This spring, I have visited with so many people about their septic systems. Obviously, it’s been a wet spring, so this has led to many conversations about water usage, the impact of our dear Mother Nature and septic system functionality in general. However, with so many people moving to the country and being “new to septic” I thought I’d take some time to give a quick lesson of what a septic system is and how it’s designed to work.
I mean, isn’t that what everyone wants to learn more about – wastewater, water usage, poop, and toilet paper? I figure this is a win-win for everyone. (I should also warn you my first language is sarcasm…brace yourselves accordingly).
As I have stated before in previous posts/blogs/articles, so many people don’t really know how their wastewater systems work. Because they don’t know how they work, they don’t understand simple “dos” and “don’ts” of a septic system. I totally get it! Until I got drug into this business I never pondered what happened every time I flushed. I doubt you do either. However, when it comes to your own on-site wastewater system (i.e. septic systems) if you don’t ponder it just a little bit, it can lead to big, messy, gross, disgusting, expensive problem.

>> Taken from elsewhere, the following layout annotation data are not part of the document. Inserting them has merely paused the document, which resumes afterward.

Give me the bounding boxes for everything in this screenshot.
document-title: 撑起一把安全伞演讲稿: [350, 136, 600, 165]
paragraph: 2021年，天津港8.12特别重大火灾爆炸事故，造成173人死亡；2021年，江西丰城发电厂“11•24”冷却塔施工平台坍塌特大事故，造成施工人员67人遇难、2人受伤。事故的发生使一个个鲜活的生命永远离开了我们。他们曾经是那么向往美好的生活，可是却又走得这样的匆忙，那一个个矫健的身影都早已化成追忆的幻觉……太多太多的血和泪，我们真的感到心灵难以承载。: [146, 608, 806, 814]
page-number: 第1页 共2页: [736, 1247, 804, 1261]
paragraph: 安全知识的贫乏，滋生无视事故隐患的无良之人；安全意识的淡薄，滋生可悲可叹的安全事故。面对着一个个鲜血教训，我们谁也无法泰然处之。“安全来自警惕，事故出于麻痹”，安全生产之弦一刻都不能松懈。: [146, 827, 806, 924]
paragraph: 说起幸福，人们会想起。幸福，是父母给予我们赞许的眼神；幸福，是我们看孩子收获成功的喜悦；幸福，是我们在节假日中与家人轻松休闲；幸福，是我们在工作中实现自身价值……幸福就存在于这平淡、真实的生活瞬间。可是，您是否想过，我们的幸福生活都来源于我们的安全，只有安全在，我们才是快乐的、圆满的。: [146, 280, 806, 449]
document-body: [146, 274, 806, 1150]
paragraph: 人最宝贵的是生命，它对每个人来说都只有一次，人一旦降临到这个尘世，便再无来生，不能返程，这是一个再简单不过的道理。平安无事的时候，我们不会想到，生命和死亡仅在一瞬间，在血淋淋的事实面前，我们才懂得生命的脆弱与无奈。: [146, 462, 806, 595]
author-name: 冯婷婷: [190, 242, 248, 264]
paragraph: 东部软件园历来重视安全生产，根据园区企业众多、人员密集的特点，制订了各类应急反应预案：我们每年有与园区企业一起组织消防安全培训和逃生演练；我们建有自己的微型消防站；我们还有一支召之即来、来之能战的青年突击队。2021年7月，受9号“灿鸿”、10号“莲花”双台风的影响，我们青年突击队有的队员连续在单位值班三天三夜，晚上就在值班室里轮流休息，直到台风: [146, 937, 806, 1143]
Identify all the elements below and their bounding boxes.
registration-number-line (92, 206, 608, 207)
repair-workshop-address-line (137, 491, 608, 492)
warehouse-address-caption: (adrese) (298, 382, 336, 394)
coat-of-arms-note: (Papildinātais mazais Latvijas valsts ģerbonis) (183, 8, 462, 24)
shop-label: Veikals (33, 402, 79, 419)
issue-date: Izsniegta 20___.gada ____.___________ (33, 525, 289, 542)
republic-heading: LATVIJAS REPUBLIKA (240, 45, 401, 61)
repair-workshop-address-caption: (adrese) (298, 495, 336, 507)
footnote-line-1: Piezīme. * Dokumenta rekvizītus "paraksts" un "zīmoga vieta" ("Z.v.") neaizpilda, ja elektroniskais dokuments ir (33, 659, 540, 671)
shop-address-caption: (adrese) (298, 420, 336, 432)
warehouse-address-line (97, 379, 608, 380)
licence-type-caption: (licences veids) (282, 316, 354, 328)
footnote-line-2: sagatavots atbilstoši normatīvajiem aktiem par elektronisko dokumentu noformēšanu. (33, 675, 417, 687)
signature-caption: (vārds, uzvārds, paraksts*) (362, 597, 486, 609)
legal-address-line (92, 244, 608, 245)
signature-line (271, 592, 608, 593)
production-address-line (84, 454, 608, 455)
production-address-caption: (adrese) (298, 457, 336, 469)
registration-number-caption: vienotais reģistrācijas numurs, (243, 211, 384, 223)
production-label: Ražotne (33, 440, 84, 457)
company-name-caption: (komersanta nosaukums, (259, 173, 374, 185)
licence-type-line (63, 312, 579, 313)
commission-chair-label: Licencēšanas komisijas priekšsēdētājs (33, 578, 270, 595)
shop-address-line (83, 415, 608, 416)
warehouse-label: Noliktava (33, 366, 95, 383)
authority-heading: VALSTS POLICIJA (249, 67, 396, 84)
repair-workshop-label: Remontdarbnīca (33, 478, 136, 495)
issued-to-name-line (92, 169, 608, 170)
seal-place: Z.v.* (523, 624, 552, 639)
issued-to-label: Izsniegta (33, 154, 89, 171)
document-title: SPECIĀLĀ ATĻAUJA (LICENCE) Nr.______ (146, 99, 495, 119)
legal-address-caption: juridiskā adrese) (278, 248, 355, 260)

Have I enticed you enough thus far?
Great, let’s dig in!
Today, I’m going to write an overview of how a septic system functions. I mean, if you’re going to understand something you need to start with how it works, right? Right.
The above drawing gives you a basic idea of the components of a septic system. It’s really pretty simple – all water comes out of the house in one location, goes to the tank and then drains slowly to the lateral field. Your lateral field is underground and is made to create space for water to be absorbed or evaporated. Your tank, when functioning properly, is always full of water. In fact, after we come to pump your tank for regular maintenance, it only takes about 4-5 days for it to fill back up again with normal water usage. When we come to pump your tank, our goal is to clean out the solid matter that collects over time from the house (i.e. toilet paper, poo, and garbage disposal remnants). Obviously, we take all the water too, but when we come to pump, our main objective is to get the solids. We do this so over time it doesn’t get so full that the solids drain out to the lateral field and plug it up. This is why pumping your tank regularly is so important. It helps extend the life of a septic system’s lateral field.
But what else? Why could you have a mess someday? What could you do to screw up this process? How do you make sure your system always works properly?
I will touch on a few items here today, but elaborate in articles to come – I gotta keep you hooked and coming back for more wastewater knowledge, don’t I?
Basic issues with septic systems that can lead to “messes” are as follows:
Too much water usage:
– When your system is installed, it is “sized” for your house. It’s not much different than knowing your own pants size. You know what fits and what doesn’t, right? Same is true with your home. If you are building a 4 bedroom house, it is assumed there is at least 1 person per bedroom using about 100 gallons of water a day. However, if 8 people move into this 4 bedroom house, you’re gonna have problems! It’s like trying trying to catch 20 gallons of water with a 5 gallon bucket, it just won’t work. Also, if there happens to be any water leaks in the house, the same scenario applies. Your system is sized for the number of bedrooms in your house. More water than that and you’ll see problems (i.e. back ups into the house or pooling water over your lateral field).
Toilet paper/items flushed:
– You need to be very careful about what is flushed down the toilet. Items can get easily plugged or caught in the drain lines. Using cheap, single-ply toilet paper is key. Just because something says it is septic safe, doesn’t really mean it is. If water can’t break it into small pieces, don’t flush it. Stay away from toilet paper that is thick, quilted, and 2-3 ply. This type of paper can maintain its integrity in the line and cause clogs in the line or baffle region of the tank. This is not good. I will say it again, if water can’t break it into tiny pieces, don’t flush it.
– Know where it is and leave it alone. Don’t drive over it, build over it, or plant anything more than grass on it. It needs to be free to evaporate water. Also, divert any run-off water AWAY from this area.
Pump tank regularly:
– Think about your septic tank like you do changing the oil on your car. It needs to be done regularly. The more people who live in the house, the more frequently you need to keep it pumped. Typical recommendations are every 3-5 years.